It’s easy for piano teachers to inhabit a comfortable space, teaching mainly repertoire that they’ve well learned, put away and brought back for review. It can perpetuate a stale process of retreading “old” pieces without posing a refreshing self-made challenge to learn a complex “new” work from the ground up side-by-side with a pupil.
About two weeks ago, one of my adults, asked to study the J.S. Bach Allemande from the composer’s French Suite No. 4 in Eb, BWV 815, a composition I had never studied.
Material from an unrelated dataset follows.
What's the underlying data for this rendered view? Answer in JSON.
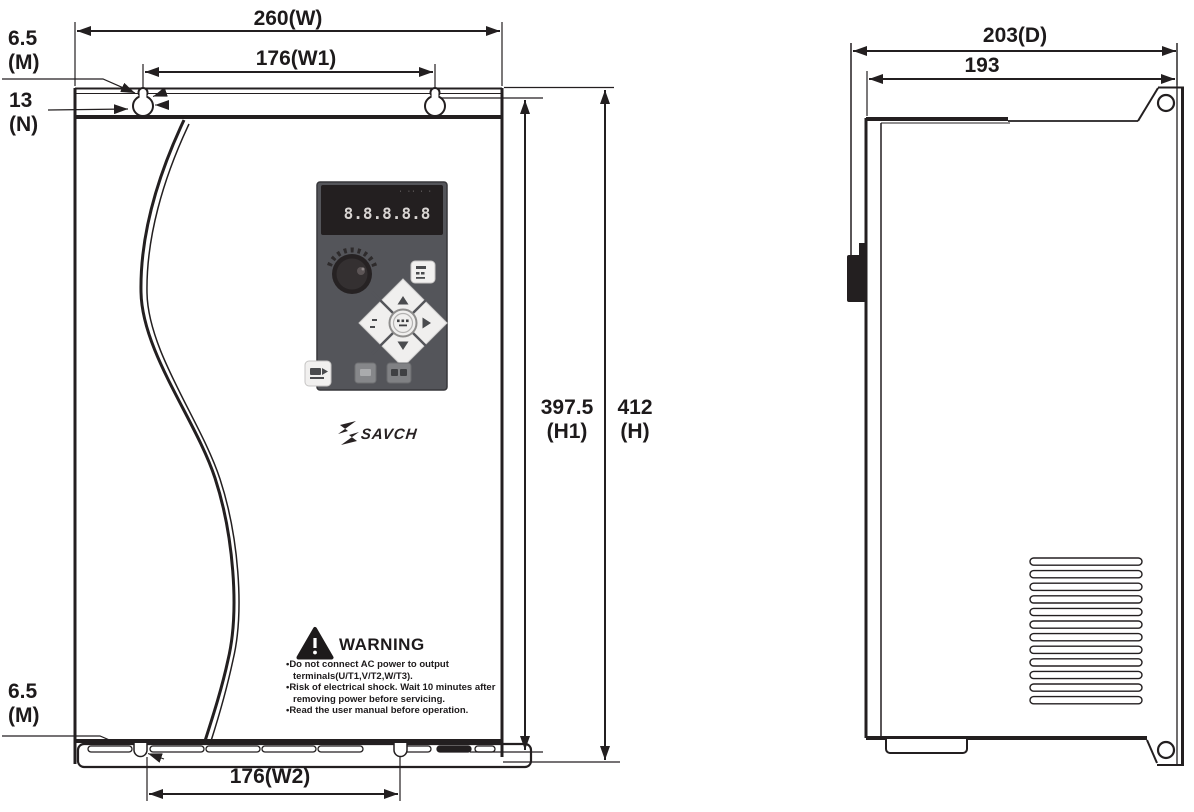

At first, I thought to counter with another Bach offering that was at least familiar to me through years of practicing and teaching.
But I stopped myself from such a knee-jerk avoidance of what was unknown to me, and prodded myself to map out my musical journey in the company of an enthusiastic pupil partner. Call it a true Adventure par duo.
In truth, there’s nothing more rewarding than sharing mutual epiphanies about a composition from the emotional charge spurred by poignant harmonic progressions, to the contrapuntal interchange of voices that are newly discovered.
Fingering choices, choreographies, passing dissonances/suspensions, counterpoint, become a collective focus with a first sunrise dimension as an intense examination unfolds in layers. It encompasses decisions to be made about dividing a voice between the hands; what notes should be tied over as suspensions without an extra inserted beat of sustain; and what FINGERINGS work or don’t. (There may be optional choices to explore–or changes to be made after finger assignments.) In truth, the student is a full partner to these decisions and the teacher is open to his/her ideas and suggestions.
Naturally, the learning process for both is magnified in SLOW practice tempo, without deadlines of achievement or embedded expectations. Both musical journey companions are PATIENT and unencumbered with value judgments.
Finally, through the launch of this latest Bach adventure, I found myself summarizing a lesson that had taken place as an initial encounter with the Allemande–the ingredients of which were a potpourri of shared epiphanies.
A few days following this posting, I was able to move the Allemande into tempo. I attribute this advance to a thorough, intensified learning experience sparked by my student.